Saturday, February 8, 2014

Reading in 2014 - Plastic

Plastic by Christopher Fowler

Plastic'June Cryer is a shopaholic suburban housewife trapped in a lousy marriage. After discovering her husband’s infidelity with her flight attendant neighbour, Hilary ‘Boarding From The Rear’ Cooper, she loses her home, her husband and her credit rating. • Then her best pal Lou offers a solution; a mutual friend needs someone reliable to act as caretaker in a spectacular London high-rise apartment. It’s just for the weekend, but there’s good money in it… Seizing the opportunity to escape, June moves into the penthouse only to find that there’s no electricity and the phones don’t work. She must flat-sit until the security system comes back on. When a terrified girl breaks into the flat and June makes the mistake of asking the neighbours for help, she finds herself embroiled in an escalating nightmare, trying to prove that a murderer exists. Over the next 24 hours she must survive on the streets without friends or money, solve an impossible crime, and fight off the urge to buy a new wardrobe.'


My rating: 3 of 5 stars

I didn't know how to rate this and wasn't sure if it was a 3 or a 4 star read.

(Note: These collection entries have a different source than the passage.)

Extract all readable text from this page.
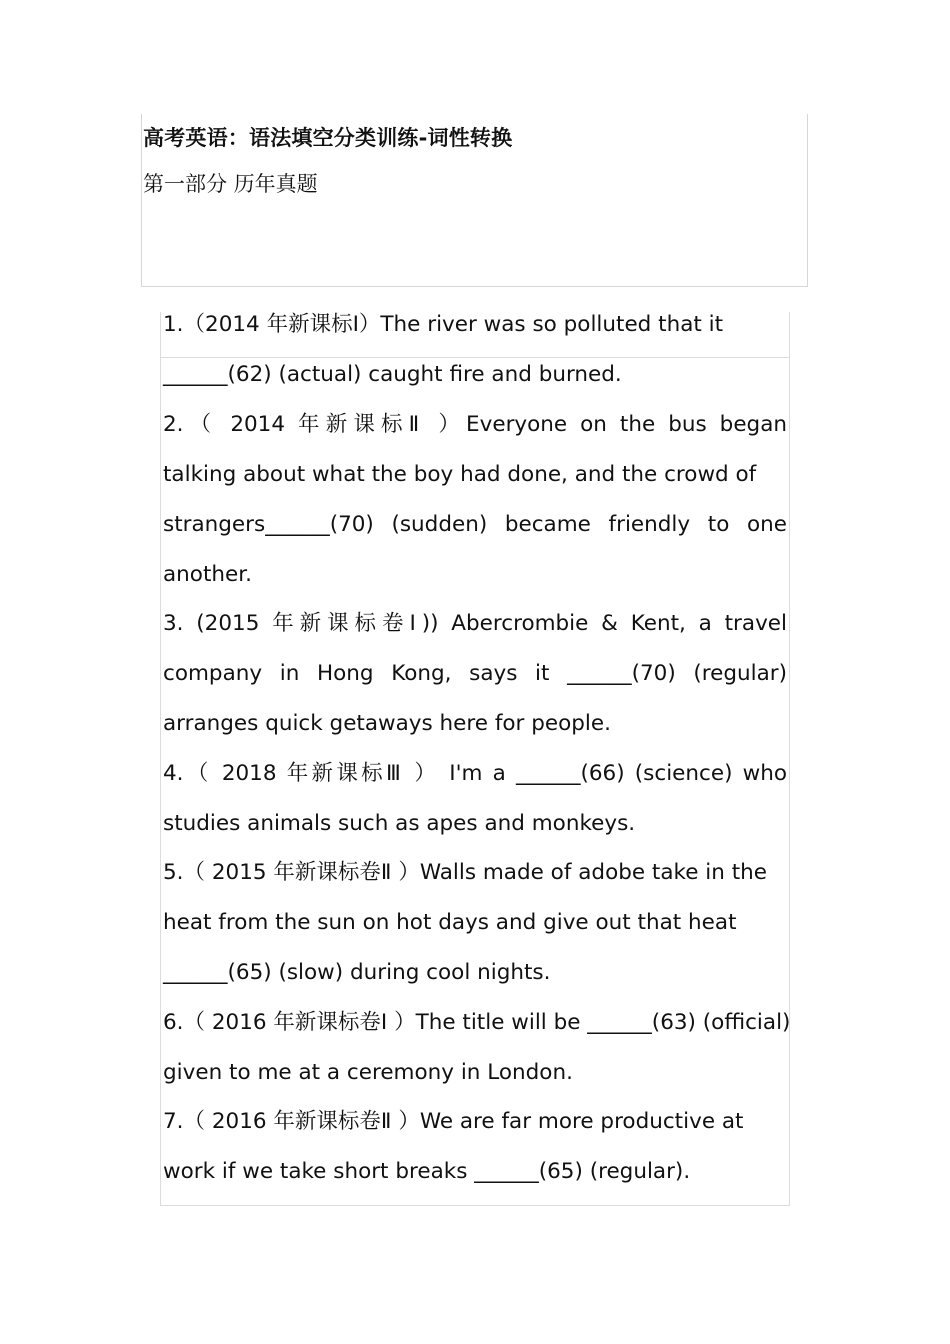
高考英语：语法填空分类训练-词性转换
第一部分 历年真题
1.（2014 年新课标Ⅰ）The river was so polluted that it
______(62) (actual) caught fire and burned.
2.（ 2014 年新课标Ⅱ ）Everyone on the bus began
talking about what the boy had done, and the crowd of
strangers______(70) (sudden) became friendly to one
another.
3. (2015 年新课标卷Ⅰ)) Abercrombie & Kent, a travel
company in Hong Kong, says it ______(70) (regular)
arranges quick getaways here for people.
4.（ 2018 年新课标Ⅲ ） I'm a ______(66) (science) who
studies animals such as apes and monkeys.
5.（ 2015 年新课标卷Ⅱ ）Walls made of adobe take in the
heat from the sun on hot days and give out that heat
______(65) (slow) during cool nights.
6.（ 2016 年新课标卷Ⅰ ）The title will be ______(63) (official)
given to me at a ceremony in London.
7.（ 2016 年新课标卷Ⅱ ）We are far more productive at
work if we take short breaks ______(65) (regular).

This is my first Christopher Fowler book and I picked it up off the 'New books' stand at the local library because the blurb on the back was interesting.

It is a crime thriller but I guess it is also poking fun at the genre in some ways, with a clever take on character and plot. I thought it was a bit far fetched - but then no more so than many of the political thrillers I've read that make you wonder about the dark side of life portrayed in these stories and question the reality of your own sheltered, comfortable life. Or is that just me?

The plot does get a little confusing and I had to go back and re-read chapter one after I finished, just to get things straight in my mind.

I enjoyed it and there are some rather pithy observations of relationships and how people compensate for dissatisfaction with their lives by engaging in self-destructive behaviour rather than fixing the problem. It is also a story about coming-of-age or self-actualisation with a lead character who realises that she has been existing in a vacuum of her own making, rather than living. Hell of a way to make that discovery though!